Oysa Trabzonspor’un böyle bir şansı yok. Geçmişte olduğu gibi, rakibi kendi evinde ezeceksen, hakemi yeneceksen, hem de Federasyona sen kabul etmesen de ben varım diyeceksen o ayrı.
İşte onun için Trabzonspor kulübü, Denizlispor, Gençlerbirliği gibi takımlara puan vermeyecek. İşte bizi yenen Denizlispor, yendiğimiz Alanyaspor’a 5-1 mağlup oldu. Adı futbol her şey var.
Bu tamam, bunlar geçti şimdi önümüze bakacağız. Birileri yönetimi eleştirecek, birileri hocayı eleştirecek, lakin bunları yaparken de Trabzonspor’un gerçeğini bilmek lazımdır ki önemli olan budur.
Konyaspor maç başladığında ilk yarı hakikatten gözle görünen bir olay vardı ki o da iki takımın da bir birine üstünlük sağlar pozisyonda olmayışı. İlk yarının en önemli olayı Sturridge’in yokları oynamasıydı. Bu kadar klas bir oyuncunun, bir pozisyon hariç sahada görünmedi.
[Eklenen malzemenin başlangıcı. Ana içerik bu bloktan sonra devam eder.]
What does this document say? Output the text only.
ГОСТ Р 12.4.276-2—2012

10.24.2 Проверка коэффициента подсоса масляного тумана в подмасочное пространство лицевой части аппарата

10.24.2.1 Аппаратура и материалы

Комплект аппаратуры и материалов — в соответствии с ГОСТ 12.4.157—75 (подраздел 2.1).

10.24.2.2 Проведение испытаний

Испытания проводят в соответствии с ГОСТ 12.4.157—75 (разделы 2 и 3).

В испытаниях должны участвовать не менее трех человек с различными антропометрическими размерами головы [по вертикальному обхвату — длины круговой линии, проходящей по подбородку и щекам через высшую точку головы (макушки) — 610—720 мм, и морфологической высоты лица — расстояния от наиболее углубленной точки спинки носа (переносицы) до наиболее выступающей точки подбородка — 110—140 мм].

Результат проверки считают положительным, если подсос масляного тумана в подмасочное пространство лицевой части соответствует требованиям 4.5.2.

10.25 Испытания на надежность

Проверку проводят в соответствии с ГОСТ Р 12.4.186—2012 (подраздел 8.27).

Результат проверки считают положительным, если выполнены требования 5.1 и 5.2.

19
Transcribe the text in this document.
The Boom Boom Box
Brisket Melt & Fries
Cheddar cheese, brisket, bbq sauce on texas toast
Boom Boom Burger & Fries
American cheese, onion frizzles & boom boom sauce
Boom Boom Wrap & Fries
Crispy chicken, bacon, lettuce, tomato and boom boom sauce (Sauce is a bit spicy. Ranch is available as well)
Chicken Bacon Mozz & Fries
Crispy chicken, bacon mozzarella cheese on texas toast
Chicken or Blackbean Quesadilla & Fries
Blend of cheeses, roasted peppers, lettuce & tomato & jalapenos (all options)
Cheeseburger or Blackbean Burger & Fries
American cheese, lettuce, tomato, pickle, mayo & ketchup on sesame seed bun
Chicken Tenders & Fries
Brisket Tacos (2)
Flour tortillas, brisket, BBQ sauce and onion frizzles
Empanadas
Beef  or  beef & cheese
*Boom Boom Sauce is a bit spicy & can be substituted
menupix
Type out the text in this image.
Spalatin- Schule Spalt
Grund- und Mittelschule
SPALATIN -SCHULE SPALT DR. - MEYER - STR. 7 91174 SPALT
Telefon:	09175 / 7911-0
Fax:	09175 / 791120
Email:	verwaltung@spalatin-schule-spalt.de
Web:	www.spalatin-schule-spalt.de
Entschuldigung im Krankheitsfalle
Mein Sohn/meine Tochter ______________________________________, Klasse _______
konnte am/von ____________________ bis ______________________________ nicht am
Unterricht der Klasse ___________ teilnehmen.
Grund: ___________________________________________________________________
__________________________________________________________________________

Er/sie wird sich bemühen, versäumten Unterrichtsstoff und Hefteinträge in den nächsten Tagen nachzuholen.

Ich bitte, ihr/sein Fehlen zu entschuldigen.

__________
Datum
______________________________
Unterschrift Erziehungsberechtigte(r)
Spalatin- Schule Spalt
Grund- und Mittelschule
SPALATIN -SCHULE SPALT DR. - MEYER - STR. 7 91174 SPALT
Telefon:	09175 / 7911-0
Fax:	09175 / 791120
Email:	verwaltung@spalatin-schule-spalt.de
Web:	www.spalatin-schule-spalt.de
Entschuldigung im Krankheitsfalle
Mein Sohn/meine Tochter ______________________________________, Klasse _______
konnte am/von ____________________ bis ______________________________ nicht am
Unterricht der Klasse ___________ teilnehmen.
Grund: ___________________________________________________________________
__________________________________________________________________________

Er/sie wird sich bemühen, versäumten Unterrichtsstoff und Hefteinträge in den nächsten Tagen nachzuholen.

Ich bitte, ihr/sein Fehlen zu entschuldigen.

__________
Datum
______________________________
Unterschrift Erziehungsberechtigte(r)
Sörloth golü bulduktan sonra oyunun dengesi değişecek derken değişen bir şey olmadı. Konyaspor oyun disiplininden hiç ayrılmadı. Atağa çıkacakken toplu çıktılar, dönüşleri de o derece uyumlu döndüler. Yani ilk yarıda onlar da galip bitirebilirlerdi.
Şimdi Trabzonspor’un formasını Konyaspor’a Konyaspor’un formasını Trabzonspor’a giydirsek belki de bu maçı 3-1 Konyaspor kazanırdı.
İkinci yarının son 30 dakikası öylesine baskı yedik ki, ezildikçe ezildik.
Demek ki Trabzonspor’un sahada olan forması her zaman 1 puan.
Konyaspor ikinci yarı destekli ataklarla hücuma çıktı. Oyunu son 20 dakika Trabzonspor’un sahasına yıktı.
Peki Trabzonspor ne yapıyordu?
Geriye yaslanarak 1-0’ı korumakla meşguldü. Yani eski hatalarına dönmüş gibiydi.
Bu arada Sörloth’un yakaladığı şahane bir pozisyon vardı ki işte burada oyunu lehimize çevirebilirdik. Ancak golü bulamadık. On kişi kalan rakibin amansız ataklarına maruz kaldık. Geriye yaslanmanın faturası ağır olur derdik. Ağır fatura ödemedik, Ödeyecektik rakip kullanamadı. 90 dakika içerisinde hepimiz hep birlikte sağlıklı 2 kilo kaybetsek de 3 altın puanla yuvaya döndük.